- Smudge »
The latest band to be featured as part of the Fire Records' 'Embers' re-issue series have been pulled straight from the annals of Nineties' indie. These Smudge re-releases fittingly evoke the cultural spirit du jour and that has seen hipsters everywhere don denim, lace and plaid in a bid to recreate the grunge aesthetic. So, thanks to the cyclical nature of music and fashion, an era which was largely shunned for its lack of credibility has been taken right to the forefront of our collective consciousness again and Thatcher's children can re-live their misspent youth, totally on trend.
It would be perfectly fair to assume that Smudge are American, probably because they sound a lot like Dinosaur Jr. or because, in the grand tradition of Nineties' American indie, they can't sing for shit. But coming from the place that brought us Nick Cave, INXS and Cut Copy, they are something of an exotic rarity and are set apart from their American contemporaries by nature of their origin.

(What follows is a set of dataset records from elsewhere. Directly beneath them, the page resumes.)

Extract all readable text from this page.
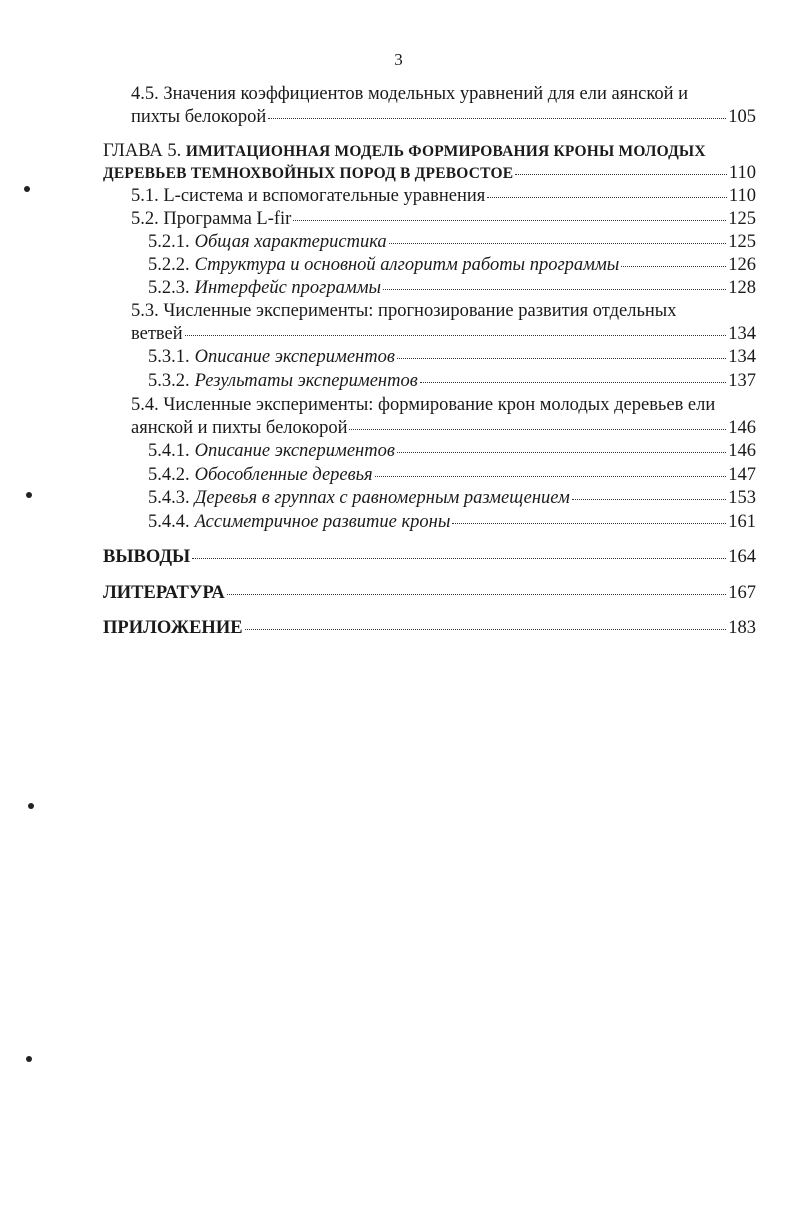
3
4.5. Значения коэффициентов модельных уравнений для ели аянской и
пихты белокорой	105
ГЛАВА 5. ИМИТАЦИОННАЯ МОДЕЛЬ ФОРМИРОВАНИЯ КРОНЫ МОЛОДЫХ
ДЕРЕВЬЕВ ТЕМНОХВОЙНЫХ ПОРОД В ДРЕВОСТОЕ	110
5.1. L-система и вспомогательные уравнения	110
5.2. Программа L-fir	125
5.2.1. Общая характеристика	125
5.2.2. Структура и основной алгоритм работы программы	126
5.2.3. Интерфейс программы	128
5.3. Численные эксперименты: прогнозирование развития отдельных
ветвей	134
5.3.1. Описание экспериментов	134
5.3.2. Результаты экспериментов	137
5.4. Численные эксперименты: формирование крон молодых деревьев ели
аянской и пихты белокорой	146
5.4.1. Описание экспериментов	146
5.4.2. Обособленные деревья	147
5.4.3. Деревья в группах с равномерным размещением	153
5.4.4. Ассиметричное развитие кроны	161
ВЫВОДЫ	164
ЛИТЕРАТУРА	167
ПРИЛОЖЕНИЕ	183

Smudge are one of those bands who perilously teeter on the edge of recognition, vaguely existing somewhere out there in the musical ether or at the back of your mind. And you wouldn't be wrong in thinking that they sound suspiciously like The Lemonheads either: frontman Tom Morgan can claim co-authorship for The Lemonheads' seminal 1992 album, It's a Shame About Ray. You may argue that this gave Morgan and co. something of a leg up...

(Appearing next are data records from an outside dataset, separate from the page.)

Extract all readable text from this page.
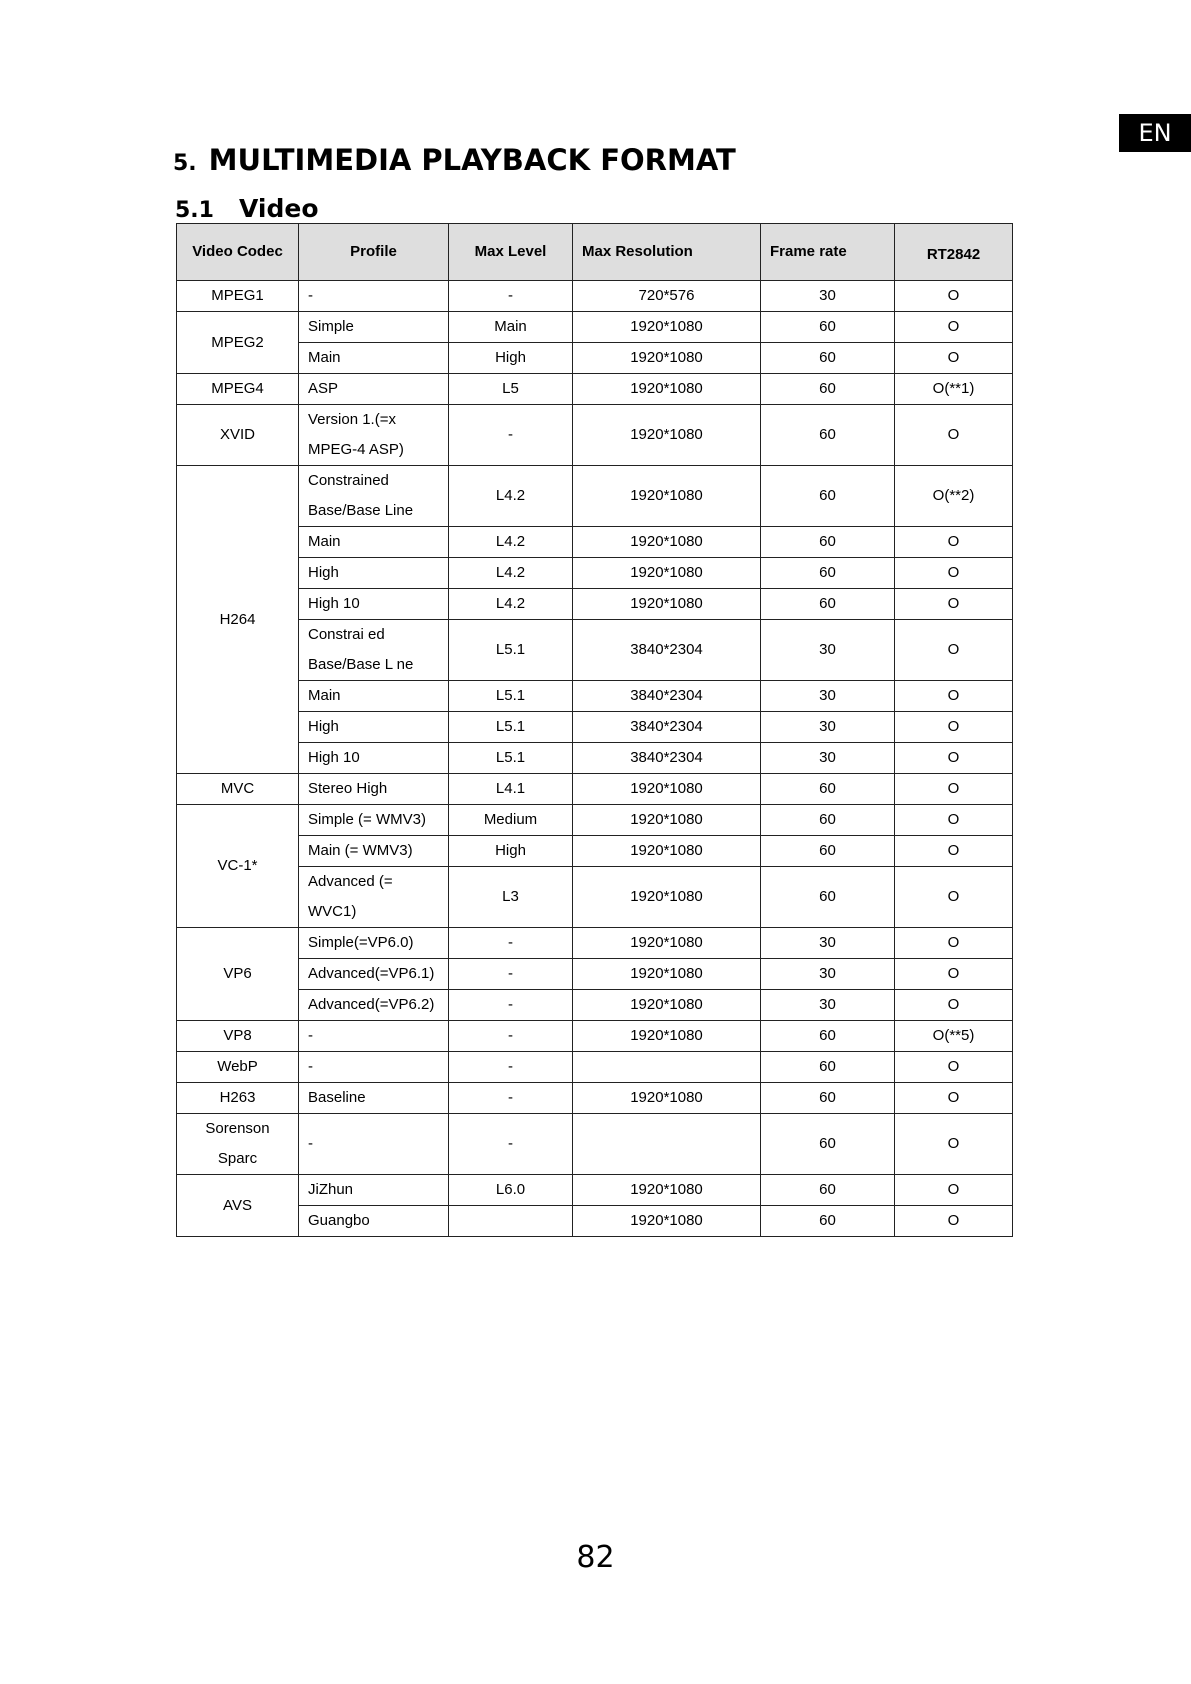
EN
5. MULTIMEDIA PLAYBACK FORMAT
5.1 Video
Video Codec	Profile	Max Level	Max Resolution	Frame rate	RT2842
MPEG1	-	-	720*576	30	O
MPEG2	Simple	Main	1920*1080	60	O
	Main	High	1920*1080	60	O
MPEG4	ASP	L5	1920*1080	60	O(**1)
XVID	Version 1.(=x MPEG-4 ASP)	-	1920*1080	60	O
H264	Constrained Base/Base Line	L4.2	1920*1080	60	O(**2)
	Main	L4.2	1920*1080	60	O
	High	L4.2	1920*1080	60	O
	High 10	L4.2	1920*1080	60	O
	Constrai ed Base/Base L ne	L5.1	3840*2304	30	O
	Main	L5.1	3840*2304	30	O
	High	L5.1	3840*2304	30	O
	High 10	L5.1	3840*2304	30	O
MVC	Stereo High	L4.1	1920*1080	60	O
VC-1*	Simple (= WMV3)	Medium	1920*1080	60	O
	Main (= WMV3)	High	1920*1080	60	O
	Advanced (= WVC1)	L3	1920*1080	60	O
VP6	Simple(=VP6.0)	-	1920*1080	30	O
	Advanced(=VP6.1)	-	1920*1080	30	O
	Advanced(=VP6.2)	-	1920*1080	30	O
VP8	-	-	1920*1080	60	O(**5)
WebP	-	-		60	O
H263	Baseline	-	1920*1080	60	O
Sorenson Sparc	-	-		60	O
AVS	JiZhun	L6.0	1920*1080	60	O
	Guangbo		1920*1080	60	O
82
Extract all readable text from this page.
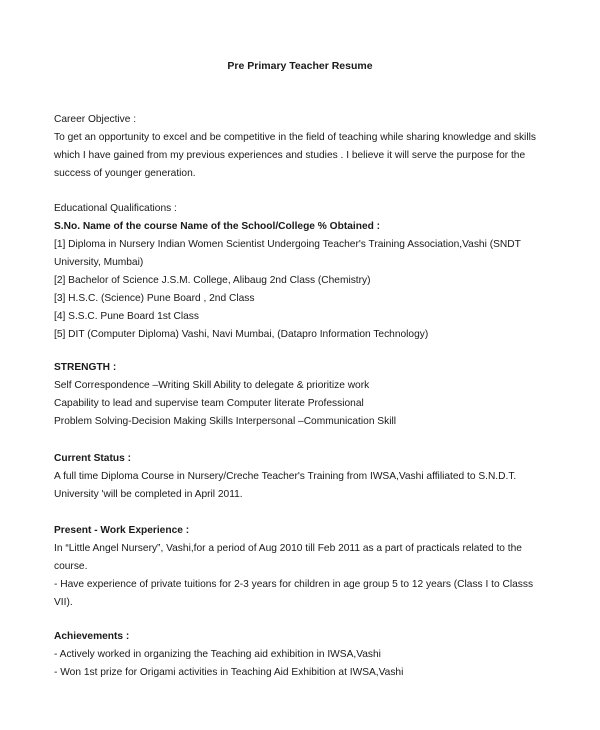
Pre Primary Teacher Resume
Career Objective :
To get an opportunity to excel and be competitive in the field of teaching while sharing knowledge and skills
which I have gained from my previous experiences and studies . I believe it will serve the purpose for the
success of younger generation.
Educational Qualifications :
S.No. Name of the course Name of the School/College % Obtained :
[1] Diploma in Nursery Indian Women Scientist Undergoing Teacher's Training Association,Vashi (SNDT
University, Mumbai)
[2] Bachelor of Science J.S.M. College, Alibaug 2nd Class (Chemistry)
[3] H.S.C. (Science) Pune Board , 2nd Class
[4] S.S.C. Pune Board 1st Class
[5] DIT (Computer Diploma) Vashi, Navi Mumbai, (Datapro Information Technology)
STRENGTH :
Self Correspondence –Writing Skill Ability to delegate & prioritize work
Capability to lead and supervise team Computer literate Professional
Problem Solving-Decision Making Skills Interpersonal –Communication Skill
Current Status :
A full time Diploma Course in Nursery/Creche Teacher's Training from IWSA,Vashi affiliated to S.N.D.T.
University 'will be completed in April 2011.
Present - Work Experience :
In “Little Angel Nursery”, Vashi,for a period of Aug 2010 till Feb 2011 as a part of practicals related to the
course.
- Have experience of private tuitions for 2-3 years for children in age group 5 to 12 years (Class I to Classs
VII).
Achievements :
- Actively worked in organizing the Teaching aid exhibition in IWSA,Vashi
- Won 1st prize for Origami activities in Teaching Aid Exhibition at IWSA,Vashi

Debut album Manilow's titular opener is a grunge soaked heavyweight, all dirgy guitars and brutal drumming, which threatens to obscure the album's sunny demeanour like an ominous rain cloud. But as the brattish roar and squall of feedback dissipates, the jangly, bittersweet melody of 'Ingrown' enthusiastically leaps in like a virile teen at a house party. This is the soundtrack to an awkward adolescence spent on the periphery of cool: stoner kids clutching paper cups of warm punch, lingering in corners at parties wearing faded band t-shirts, hiding from jocks. Listening to Smudge conjures up a stereotypical American high school scene of sorts: a pan shot of skater youths shuffling in their baggies through a leafy suburb to the sound of 'Funny You Should Mention That', or 'Pulp', aural testimonies of embarrassing teenage romance with lyrics like “Everytime I open my mouth I always end up fitting my foot in”. Clueless, anyone? Or Empire Records, possibly.

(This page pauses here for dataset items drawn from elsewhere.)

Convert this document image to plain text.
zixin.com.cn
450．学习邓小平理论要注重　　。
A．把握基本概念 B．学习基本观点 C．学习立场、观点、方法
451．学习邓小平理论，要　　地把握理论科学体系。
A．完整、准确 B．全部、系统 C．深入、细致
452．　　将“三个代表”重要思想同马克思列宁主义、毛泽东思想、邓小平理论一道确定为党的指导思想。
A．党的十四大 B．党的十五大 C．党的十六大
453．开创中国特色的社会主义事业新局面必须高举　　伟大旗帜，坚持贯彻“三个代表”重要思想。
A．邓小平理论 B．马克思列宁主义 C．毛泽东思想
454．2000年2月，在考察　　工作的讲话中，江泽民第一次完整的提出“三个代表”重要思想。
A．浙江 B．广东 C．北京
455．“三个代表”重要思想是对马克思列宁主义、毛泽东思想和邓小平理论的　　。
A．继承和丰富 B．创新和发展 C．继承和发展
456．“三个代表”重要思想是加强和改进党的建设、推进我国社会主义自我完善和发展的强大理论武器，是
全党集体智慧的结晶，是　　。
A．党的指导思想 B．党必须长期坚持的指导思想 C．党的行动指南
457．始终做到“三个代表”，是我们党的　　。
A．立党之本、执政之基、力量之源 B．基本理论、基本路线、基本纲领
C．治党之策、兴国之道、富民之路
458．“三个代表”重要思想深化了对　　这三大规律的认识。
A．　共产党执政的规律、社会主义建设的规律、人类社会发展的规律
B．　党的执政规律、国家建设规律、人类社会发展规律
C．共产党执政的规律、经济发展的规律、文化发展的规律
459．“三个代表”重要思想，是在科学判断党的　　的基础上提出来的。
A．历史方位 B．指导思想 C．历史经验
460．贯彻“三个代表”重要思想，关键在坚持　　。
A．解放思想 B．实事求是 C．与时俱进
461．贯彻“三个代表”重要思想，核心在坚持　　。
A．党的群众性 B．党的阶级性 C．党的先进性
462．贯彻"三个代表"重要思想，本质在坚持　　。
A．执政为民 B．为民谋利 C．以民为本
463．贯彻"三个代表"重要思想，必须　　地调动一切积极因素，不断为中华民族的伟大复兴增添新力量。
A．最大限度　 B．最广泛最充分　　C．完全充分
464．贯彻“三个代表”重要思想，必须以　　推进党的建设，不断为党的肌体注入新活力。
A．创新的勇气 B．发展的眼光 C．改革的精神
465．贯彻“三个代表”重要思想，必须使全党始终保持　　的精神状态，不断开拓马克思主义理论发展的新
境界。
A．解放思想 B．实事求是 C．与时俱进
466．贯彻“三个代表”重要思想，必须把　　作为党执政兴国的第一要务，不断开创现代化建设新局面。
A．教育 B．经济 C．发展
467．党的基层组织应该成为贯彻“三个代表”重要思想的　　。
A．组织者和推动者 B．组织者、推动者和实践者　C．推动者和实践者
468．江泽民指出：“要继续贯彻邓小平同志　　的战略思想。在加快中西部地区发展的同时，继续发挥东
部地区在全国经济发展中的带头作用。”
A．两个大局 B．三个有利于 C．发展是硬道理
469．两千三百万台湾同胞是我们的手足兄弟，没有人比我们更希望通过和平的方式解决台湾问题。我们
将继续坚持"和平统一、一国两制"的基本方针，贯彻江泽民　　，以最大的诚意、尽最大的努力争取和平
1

But it's not all bongs and Billabong. 'Scary Cassettes' canonises the genius of Lou Reed (“I've been told that you've been bold with Harry, Mark and John: well that's my second favourite line from my f-f-favourite song”) and there's the softer, C86 side heard in the fuzzy lo-fi of 'Desmond', which, with its bittersweet female vocals, encapsulates the jangle-pop of the Go-Betweens, the Shop Assistants or anything from the Postcard Records' repertoire. The delicious indie-pop of 'Ugly, Just Like Me' is almost suggestive of Comet Gain.
Released in 1998, some four years after Manilow, the nauseatingly entitled Real McCoy, Wrong Sinatra is largely inferior to the band's vivacious debut. Although both records maintain that fundamental slacker vibe, Real McCoy... veers more on the side of polished pop than scuzzy college rock. And it is noticeably more jaded in its tone. The virility and youthful enthusiasm of Manilow have gone: Smudge have lost their mojo. One of the album's few saving graces comes by way of 'Lucked Out', a dazzling exercise in dream-pop, with its Georgia Hubley/ Isabel Monteiro esque vocals. Oh and 'Jo Jo & the Guts' is a pretty fair attempt at Pavement mimicry and shows the band at their most atonal (and arguably their most Nineties).
But Real McCoy… is a pretty lacklustre effort overall, marrying the tepid and uninspiring alt-rock of Counting Crows and Gin Blossoms. Culturally, you could say that Smudge make a lot of sense. Musically, however, it would appear that after 1994, it all went a bit Cruel Intentions.